Data sources other than states/territories. Other trackers retrieve data directly from sources other than the state/territory public health authorities we use for our dataset.
- For example, as explained on pp. 17-20 of our “Assessment of the the CDC’s New COVID-19 Data Reporting,” some commercial laboratories and large hospital laboratories are reporting data directly to the federal government and might not be reporting all data, especially negative test results, to the states/territories.
- Other trackers, including Johns Hopkins and The New York Times, rely on county data rather than state data. While in theory counties do report their data to the state, in practice the sum total of county data points can often differ from the totals the state reports, probably because the state normalizes county data to its own standards.
Different data definitions. States/territories define data points in inconsistent ways, and the various trackers deal with those inconsistent definitions differently. For example, “deaths” is treated very differently by various states and trackers, especially when it comes to “probable deaths,” which are not reported by all states or trackers.
- The state of New York, for instance, has not been reporting “probable deaths” from COVID-19, whereas New York City reports thousands of these deaths. Worldometer includes the NYC probables in its death counts, whereas The COVID Tracking Project does not. (Johns Hopkins also does not include the NYC probable deaths on its US map but does on its Global map.) When the state of New York includes these probable deaths in its reporting, we will include them in ours.
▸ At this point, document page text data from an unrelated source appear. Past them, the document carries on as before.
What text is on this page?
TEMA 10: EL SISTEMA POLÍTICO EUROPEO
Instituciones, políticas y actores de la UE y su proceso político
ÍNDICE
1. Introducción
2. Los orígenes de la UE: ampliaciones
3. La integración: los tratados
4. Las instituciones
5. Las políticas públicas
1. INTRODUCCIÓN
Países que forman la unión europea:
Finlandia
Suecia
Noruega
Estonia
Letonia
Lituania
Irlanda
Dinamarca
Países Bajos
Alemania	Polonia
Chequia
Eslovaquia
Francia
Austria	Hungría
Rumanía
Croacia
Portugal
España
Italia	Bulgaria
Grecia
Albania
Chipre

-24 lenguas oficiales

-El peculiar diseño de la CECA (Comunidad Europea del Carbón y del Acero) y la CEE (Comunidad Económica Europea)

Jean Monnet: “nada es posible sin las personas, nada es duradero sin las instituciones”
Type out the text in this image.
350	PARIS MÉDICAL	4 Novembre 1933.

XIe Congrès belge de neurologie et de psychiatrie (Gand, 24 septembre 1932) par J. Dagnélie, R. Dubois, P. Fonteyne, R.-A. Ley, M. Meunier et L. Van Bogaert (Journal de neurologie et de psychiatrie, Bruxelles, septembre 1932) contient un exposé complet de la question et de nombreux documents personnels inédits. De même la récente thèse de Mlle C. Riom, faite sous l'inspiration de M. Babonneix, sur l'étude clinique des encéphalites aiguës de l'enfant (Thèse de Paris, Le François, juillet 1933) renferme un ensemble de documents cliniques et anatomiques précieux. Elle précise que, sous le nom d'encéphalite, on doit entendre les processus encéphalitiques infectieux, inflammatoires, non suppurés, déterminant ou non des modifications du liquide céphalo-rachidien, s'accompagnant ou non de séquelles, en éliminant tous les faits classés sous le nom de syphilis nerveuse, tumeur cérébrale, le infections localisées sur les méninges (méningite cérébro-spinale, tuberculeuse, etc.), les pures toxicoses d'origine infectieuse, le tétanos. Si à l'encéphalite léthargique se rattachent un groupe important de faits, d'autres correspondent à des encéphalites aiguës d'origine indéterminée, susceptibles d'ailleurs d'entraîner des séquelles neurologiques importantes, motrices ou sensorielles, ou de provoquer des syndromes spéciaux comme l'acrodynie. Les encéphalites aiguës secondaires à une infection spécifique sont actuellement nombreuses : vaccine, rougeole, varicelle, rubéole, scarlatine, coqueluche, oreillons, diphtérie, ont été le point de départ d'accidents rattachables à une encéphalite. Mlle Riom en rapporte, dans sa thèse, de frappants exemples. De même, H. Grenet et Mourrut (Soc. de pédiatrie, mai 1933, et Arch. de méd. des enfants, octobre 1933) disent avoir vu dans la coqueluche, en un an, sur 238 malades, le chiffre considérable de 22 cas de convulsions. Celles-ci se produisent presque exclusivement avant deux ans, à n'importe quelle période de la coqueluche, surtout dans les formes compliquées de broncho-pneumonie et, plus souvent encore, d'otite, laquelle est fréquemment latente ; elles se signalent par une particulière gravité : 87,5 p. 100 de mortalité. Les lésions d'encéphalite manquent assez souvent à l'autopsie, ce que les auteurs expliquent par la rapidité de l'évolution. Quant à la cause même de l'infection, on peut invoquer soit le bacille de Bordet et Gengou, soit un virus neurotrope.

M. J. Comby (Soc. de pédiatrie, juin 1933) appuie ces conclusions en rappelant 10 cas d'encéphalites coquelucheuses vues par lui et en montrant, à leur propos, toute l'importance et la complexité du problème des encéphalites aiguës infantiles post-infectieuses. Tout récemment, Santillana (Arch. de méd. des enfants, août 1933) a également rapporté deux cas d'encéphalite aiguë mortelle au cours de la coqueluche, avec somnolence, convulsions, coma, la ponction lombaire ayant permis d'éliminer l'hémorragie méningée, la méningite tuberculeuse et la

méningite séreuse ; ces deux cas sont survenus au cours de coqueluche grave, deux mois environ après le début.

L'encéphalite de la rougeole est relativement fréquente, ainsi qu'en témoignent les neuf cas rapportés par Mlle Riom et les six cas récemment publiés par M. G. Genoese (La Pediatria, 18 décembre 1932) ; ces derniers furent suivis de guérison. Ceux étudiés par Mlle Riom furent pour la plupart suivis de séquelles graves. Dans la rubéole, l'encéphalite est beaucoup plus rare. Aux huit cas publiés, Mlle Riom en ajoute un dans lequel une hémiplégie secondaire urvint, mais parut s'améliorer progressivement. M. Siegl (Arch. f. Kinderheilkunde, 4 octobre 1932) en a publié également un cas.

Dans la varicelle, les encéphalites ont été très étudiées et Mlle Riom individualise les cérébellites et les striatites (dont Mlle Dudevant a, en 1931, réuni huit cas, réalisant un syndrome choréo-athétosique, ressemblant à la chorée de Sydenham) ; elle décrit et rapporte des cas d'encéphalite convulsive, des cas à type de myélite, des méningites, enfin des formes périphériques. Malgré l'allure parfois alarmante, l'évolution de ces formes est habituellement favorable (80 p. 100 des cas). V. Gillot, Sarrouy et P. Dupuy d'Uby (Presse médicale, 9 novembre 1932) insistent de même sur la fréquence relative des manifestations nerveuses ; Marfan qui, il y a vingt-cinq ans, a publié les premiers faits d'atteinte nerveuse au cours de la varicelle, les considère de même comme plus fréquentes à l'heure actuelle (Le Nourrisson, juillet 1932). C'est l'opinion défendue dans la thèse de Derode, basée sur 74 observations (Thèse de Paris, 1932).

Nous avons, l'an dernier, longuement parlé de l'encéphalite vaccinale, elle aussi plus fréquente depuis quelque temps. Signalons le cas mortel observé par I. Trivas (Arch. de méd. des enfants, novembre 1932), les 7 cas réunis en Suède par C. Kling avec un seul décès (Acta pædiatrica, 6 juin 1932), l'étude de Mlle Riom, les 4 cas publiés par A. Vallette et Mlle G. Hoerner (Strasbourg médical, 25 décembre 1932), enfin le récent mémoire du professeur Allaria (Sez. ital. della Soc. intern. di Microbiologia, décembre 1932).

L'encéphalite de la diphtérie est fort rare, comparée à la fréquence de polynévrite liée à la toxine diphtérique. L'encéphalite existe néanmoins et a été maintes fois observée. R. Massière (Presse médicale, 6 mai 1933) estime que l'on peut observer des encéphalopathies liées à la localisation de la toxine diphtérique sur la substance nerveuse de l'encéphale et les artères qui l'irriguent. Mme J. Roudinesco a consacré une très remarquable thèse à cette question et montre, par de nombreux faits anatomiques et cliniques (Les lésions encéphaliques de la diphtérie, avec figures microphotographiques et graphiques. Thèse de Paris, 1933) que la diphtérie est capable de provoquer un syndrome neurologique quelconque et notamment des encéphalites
We do not currently have plans to collect data at the county level, both because we do not have the resources to do so manually and because both Johns Hopkins and The New York Times are collecting county-level data for cases and deaths.
There are very strong day of the week effects in this dataset, largely because testing and reporting activity slows down on weekends. Health care staff and public health officials tend to “catch up” with their data reporting on Mondays and Tuesdays, causing spikes in the numbers.
We do hope to start collecting demographic data on patient sex in the future, although not every state reports it for every kind of information we track.
Unfortunately, age is a much more complicated problem, because the states group ages in incompatible ranges: one state might report ages 29-39 as a group, while another reports 25-35, and a third reports 30-45.
Age ranges are therefore almost impossible to provide as a national set of metrics, because of this non-standardized reporting. As a non-profit non-governmental volunteer project, we can politely ask state public health authorities to standardize their data—but unlike the federal government, we have no authority to compel anyone to publish anything, so when the data is too inconsistent to use, we’re stuck.
We are currently capturing both data about antibody tests and data about PCR tests, but to our best knowledge we are only publishing data about PCR tests. Some states do not clarify what kind of tests they are reporting. If states are silently including antibody test data in their overall test data, our dataset will also include it. Once we are sure that a majority of states are reliably reporting antibody test data, we will publish national- and state-level data about antibody testing.